Menurut para peneliti, saat ini kita memiliki volume data yang jauh lebih besar dibandingkan 40 tahun yang lalu, dan AI juga jauh lebih canggih saat ini. Dia sepertinya melihat hal-hal yang belum tentu dikenali oleh dokter. Hal ini juga berlaku untuk pencegahan kanker payudara dengan mamografi, yaitu pemeriksaan rontgen khusus pada payudara. Namun gambar rontgen ini antara lain dipengaruhi oleh kepadatan jaringan payudara.
Kepadatan payudara adalah perbandingan antara jaringan kelenjar, jaringan ikat dan jaringan lemak pada payudara. Jaringan payudara yang padat dan teknik pencitraan yang buruk membuat tumor sulit dideteksi melalui mamografi.
Namun kualitas-kualitas ini sangat penting. Menurut AS Pusat Pengendalian dan Pencegahan Penyakit, CDC, jaringan payudara yang padat membuat Anda berisiko lebih tinggi terkena kanker payudara. Sebuah penelitian menunjukkan bahwa 10 hingga 30 persen kanker payudara mungkin terlewatkan oleh mamografi.
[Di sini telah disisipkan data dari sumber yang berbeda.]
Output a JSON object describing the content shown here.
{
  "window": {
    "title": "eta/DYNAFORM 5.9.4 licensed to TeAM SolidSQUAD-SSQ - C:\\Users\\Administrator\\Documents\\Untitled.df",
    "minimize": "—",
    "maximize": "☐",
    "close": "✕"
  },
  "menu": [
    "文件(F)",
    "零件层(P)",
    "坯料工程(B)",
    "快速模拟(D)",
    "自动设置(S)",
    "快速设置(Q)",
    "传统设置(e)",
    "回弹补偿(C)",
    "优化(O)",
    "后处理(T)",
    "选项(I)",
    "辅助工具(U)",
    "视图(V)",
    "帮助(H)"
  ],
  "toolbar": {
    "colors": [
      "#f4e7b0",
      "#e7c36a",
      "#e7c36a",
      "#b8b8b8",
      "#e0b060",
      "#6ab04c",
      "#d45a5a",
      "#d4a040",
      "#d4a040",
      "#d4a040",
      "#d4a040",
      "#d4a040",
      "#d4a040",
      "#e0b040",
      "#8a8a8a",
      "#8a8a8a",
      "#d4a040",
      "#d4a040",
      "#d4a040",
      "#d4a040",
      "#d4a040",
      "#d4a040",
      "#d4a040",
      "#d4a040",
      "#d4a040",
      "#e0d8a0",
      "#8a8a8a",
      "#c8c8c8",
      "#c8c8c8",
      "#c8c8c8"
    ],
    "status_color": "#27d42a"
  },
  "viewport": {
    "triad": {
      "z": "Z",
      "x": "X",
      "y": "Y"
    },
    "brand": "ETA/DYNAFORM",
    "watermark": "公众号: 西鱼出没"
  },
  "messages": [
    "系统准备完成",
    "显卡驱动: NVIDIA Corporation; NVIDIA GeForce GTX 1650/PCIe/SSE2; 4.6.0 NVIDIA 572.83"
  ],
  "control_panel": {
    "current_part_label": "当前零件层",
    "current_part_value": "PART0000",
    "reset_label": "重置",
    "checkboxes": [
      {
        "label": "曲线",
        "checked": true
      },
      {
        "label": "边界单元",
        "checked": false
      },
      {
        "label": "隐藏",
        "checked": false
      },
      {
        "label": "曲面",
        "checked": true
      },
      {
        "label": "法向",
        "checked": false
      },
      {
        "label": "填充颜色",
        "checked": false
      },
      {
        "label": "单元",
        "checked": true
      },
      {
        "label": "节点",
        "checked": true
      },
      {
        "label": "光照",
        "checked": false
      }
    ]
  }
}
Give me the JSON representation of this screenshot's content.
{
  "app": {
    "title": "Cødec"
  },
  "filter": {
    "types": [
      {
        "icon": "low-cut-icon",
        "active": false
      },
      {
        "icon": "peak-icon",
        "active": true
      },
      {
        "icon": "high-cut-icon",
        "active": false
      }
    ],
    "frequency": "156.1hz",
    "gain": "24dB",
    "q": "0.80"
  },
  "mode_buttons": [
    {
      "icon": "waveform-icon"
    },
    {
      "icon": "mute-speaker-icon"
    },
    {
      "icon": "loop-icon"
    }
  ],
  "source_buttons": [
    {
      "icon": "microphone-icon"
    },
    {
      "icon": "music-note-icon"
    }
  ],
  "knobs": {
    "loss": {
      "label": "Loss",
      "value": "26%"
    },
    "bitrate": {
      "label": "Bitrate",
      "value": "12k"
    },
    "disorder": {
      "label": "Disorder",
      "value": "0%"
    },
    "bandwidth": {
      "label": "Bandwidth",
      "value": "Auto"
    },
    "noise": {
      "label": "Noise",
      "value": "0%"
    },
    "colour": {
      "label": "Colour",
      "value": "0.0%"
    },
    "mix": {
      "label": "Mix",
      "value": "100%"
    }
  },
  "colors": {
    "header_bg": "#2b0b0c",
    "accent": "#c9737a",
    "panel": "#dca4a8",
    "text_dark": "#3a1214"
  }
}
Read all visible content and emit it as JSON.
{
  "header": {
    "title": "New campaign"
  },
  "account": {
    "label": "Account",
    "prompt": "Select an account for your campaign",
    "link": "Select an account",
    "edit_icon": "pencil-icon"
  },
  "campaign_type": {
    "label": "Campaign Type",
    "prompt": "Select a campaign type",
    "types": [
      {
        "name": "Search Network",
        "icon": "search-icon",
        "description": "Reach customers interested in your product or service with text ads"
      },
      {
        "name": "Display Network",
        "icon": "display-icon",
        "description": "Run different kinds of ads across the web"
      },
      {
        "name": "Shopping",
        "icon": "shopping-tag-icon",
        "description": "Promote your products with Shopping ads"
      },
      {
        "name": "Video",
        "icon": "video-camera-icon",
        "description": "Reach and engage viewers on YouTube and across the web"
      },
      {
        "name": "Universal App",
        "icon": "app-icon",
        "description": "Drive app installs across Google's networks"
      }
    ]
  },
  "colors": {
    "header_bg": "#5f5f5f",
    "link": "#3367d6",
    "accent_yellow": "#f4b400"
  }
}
“Penggunaan AI paling efektif dalam deteksi dini dan pencegahan kanker,” kata Mehr-un-Nisa Kitchlew, peneliti AI dan pendiri RŌZ, sebuah perusahaan pendeteksi kanker payudara. Ia memenangkan Microsoft Epic Challenge 2022 di Pakistan. “Saat Anda melihat pemindaian, memiliki pendapat profesional atau beberapa pendapat adalah satu hal. Namun terkadang ada beberapa nuansa halus yang tidak dapat dilihat oleh mata telanjang. Namun AI yang terlatih dapat melakukannya dan membantu mengenali nuansa ini,” kata Kittlew.
AI membantu prediksi
Jarang sekali orang mampu membuat prediksi dengan tingkat kepastian apa pun. Misalnya, jika seorang wanita mengalami mutasi gen yang mengancam nyawa dan dokter ditanyai tentang peluangnya untuk hidup sehat dalam sepuluh tahun ke depan, hanya sedikit yang berani membuat prognosis. Tapi itulah yang akan dilakukan AI.
AI dapat menganalisis karakteristik suatu tumor, misalnya ukurannya atau jumlah kelenjar getah bening yang terkena. AI dapat mengenali pola dan hubungan dengan berbagai subtipe kanker. Ini adalah tingkat kompleksitas dan volume data yang tidak dapat dihitung oleh manusia.
Menurut OncoStem, tes prognostik CanAssist cukup kuat untuk memprediksi risiko kanker hingga sepuluh tahun. Untuk tujuan ini, perusahaan melakukan penelitian dengan pasien di Eropa. CanAssist menganalisis ekspresi protein tertentu dan memberi tahu dokter apakah kanker akan merespons pengobatan hormon atau apakah kemoterapi diperlukan.
Kemoterapi dapat menimbulkan banyak efek samping bagi pasien: rambut rontok, mudah terkena infeksi atau leukemia. Kemoterapi juga dapat menyebabkan banyak gangguan neurologis, kata Manjiri Bakre, salah satu pendiri dan CEO OncoStem Diagnostics.
Bahkan sebelum OncoStem dipasarkan, tes semacam itu sudah tersedia di AS dan Eropa. Namun, kata Bakre, di negara-negara seperti India dan Pakistan biayanya mahal dan banyak pasien tidak mampu membelinya.
Hal ini tidak akan berhasil tanpa keterlibatan masyarakat
Kemungkinan AI tidak terbatas, termasuk bedah robotik. Peneliti AI Kitchlew yakin akan hal itu. Meski demikian, Bakre menilai dokter tetap memegang peranan penting dan sangat diperlukan. “Intervensi manusia masih diperlukan karena kesalahan bisa terjadi (dengan AI),” kata Bakre.
AI masih harus banyak belajar, misalnya dalam memahami pola genetik. AI harus mampu membuat rencana terapi yang dipersonalisasi dan disesuaikan dengan kecenderungan genetik spesifik pasien. Tapi mereka sudah membantu.
Setelah kankernya, Sarah dapat membuat rencana untuk hidupnya lagi. Wanita lain yang mungkin mengidap jenis kanker payudara yang lebih agresif mungkin juga tidak terlalu beruntung dengan AI, karena masih banyak yang harus dikembangkan dan dioptimalkan.
Diadaptasi dari bahasa Inggris oleh Gudrun Heise.